Harvard University’s Office of Technology Development (Harvard) and Oxford Nanopore Technologies Ltd (Oxford Nanopore) have announced an agreement to progress nanopore science by integrating Harvard discoveries with technology in development at Oxford Nanopore.

Under the terms of this agreement with Harvard, Oxford Nanopore has exclusive rights to develop and commercialize a number of nanopore technological breakthroughs developed in the laboratories of three investigators at Harvard and their collaborators at the University of California Santa Cruz (UCSC) and the National Institute of Standards and Technology (NIST), an agency of the US Department of Commerce.

The investigators include: Professors Daniel Branton, George Church and Jene Golovchenko at Harvard; David Deamer and Mark Akeson at UCSC and John Kasianowicz at NIST.

These academics have pioneered the research of DNA translocation through nanopores and the potential for DNA sequencing using this method. This is complementary to the work of Professor Hagan Bayley, the founder of Oxford Nanopore Technologies.
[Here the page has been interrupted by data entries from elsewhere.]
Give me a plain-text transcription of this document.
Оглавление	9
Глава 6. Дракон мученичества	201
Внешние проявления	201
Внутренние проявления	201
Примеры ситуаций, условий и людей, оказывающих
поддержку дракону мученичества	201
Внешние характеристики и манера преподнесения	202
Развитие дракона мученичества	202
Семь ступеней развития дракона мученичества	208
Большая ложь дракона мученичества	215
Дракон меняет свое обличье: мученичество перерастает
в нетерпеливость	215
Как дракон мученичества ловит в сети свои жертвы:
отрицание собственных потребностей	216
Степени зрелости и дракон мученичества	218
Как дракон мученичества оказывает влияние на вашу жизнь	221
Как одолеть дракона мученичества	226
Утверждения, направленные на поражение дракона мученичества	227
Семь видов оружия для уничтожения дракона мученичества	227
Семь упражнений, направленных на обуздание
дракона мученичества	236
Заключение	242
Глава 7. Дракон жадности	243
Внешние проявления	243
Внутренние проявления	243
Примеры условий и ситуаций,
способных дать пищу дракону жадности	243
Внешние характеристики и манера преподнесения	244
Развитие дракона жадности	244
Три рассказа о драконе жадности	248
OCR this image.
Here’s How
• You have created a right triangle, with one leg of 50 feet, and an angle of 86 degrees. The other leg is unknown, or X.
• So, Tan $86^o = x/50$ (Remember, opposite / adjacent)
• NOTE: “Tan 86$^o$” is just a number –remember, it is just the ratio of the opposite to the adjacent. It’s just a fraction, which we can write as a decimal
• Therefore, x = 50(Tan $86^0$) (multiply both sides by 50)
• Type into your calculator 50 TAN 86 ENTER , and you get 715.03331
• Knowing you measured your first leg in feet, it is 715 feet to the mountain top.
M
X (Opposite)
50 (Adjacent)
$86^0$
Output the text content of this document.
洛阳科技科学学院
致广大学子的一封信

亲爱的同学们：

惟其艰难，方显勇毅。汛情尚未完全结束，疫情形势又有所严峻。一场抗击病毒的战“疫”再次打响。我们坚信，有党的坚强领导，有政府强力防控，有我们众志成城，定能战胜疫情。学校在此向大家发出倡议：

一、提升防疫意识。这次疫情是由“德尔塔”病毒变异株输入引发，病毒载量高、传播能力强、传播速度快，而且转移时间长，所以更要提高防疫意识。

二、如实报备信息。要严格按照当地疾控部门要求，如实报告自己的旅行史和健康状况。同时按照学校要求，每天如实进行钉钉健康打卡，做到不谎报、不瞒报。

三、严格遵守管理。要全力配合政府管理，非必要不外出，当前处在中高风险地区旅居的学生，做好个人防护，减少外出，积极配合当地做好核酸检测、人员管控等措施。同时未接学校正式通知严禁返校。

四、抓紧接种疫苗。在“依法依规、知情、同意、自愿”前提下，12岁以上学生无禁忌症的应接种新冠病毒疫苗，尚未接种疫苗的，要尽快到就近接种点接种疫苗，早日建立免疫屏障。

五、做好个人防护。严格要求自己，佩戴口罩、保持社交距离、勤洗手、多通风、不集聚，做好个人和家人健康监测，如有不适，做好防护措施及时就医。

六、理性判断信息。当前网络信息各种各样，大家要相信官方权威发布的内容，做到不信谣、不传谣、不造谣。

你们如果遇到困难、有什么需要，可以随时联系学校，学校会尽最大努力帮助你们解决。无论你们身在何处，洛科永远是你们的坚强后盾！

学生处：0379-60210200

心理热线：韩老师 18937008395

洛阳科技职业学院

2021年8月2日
Professor Bayley pioneered the field of nanopores as sensors of single molecules, with a specific focus on the identification of DNA bases.

Oxford Nanopore will also support fundamental nanopore research at Harvard, facilitating further advancement of the field and generating opportunities for further evolutions of nanopore sequencing technology.

Oxford Nanopore is developing nanopores for use in DNA sequencing and the analysis of other molecules. A nanopore is a small hole; this inner diameter is small enough to be used in the direct identification of many single molecules, without using chemical labels. This technology has the potential to deliver a dramatic reduction in the cost and speed of DNA sequencing, benefiting basic medical research and further the field of personalized medicine.

A dramatic improvement in sequencing technology would have a profound effect on life science and medical research, furthering genome research and the development of new medical diagnostics, treatments and strategies. There are many additional applications of sequencing, within the fields of defense, energy and agriculture.

The single molecule analysis platform being developed at Oxford Nanopore is label-free, and is therefore positioned to deliver a step-change in the power and cost of DNA sequencing.

While current technologies rely on expensive fluorescent labels, optical equipment for signal detection and informatics to translate image data into sequence data, nanopores bypass the optical detection by providing a direct electrical recording of DNA base identification. The method is highly scalable through silicon chip arrays.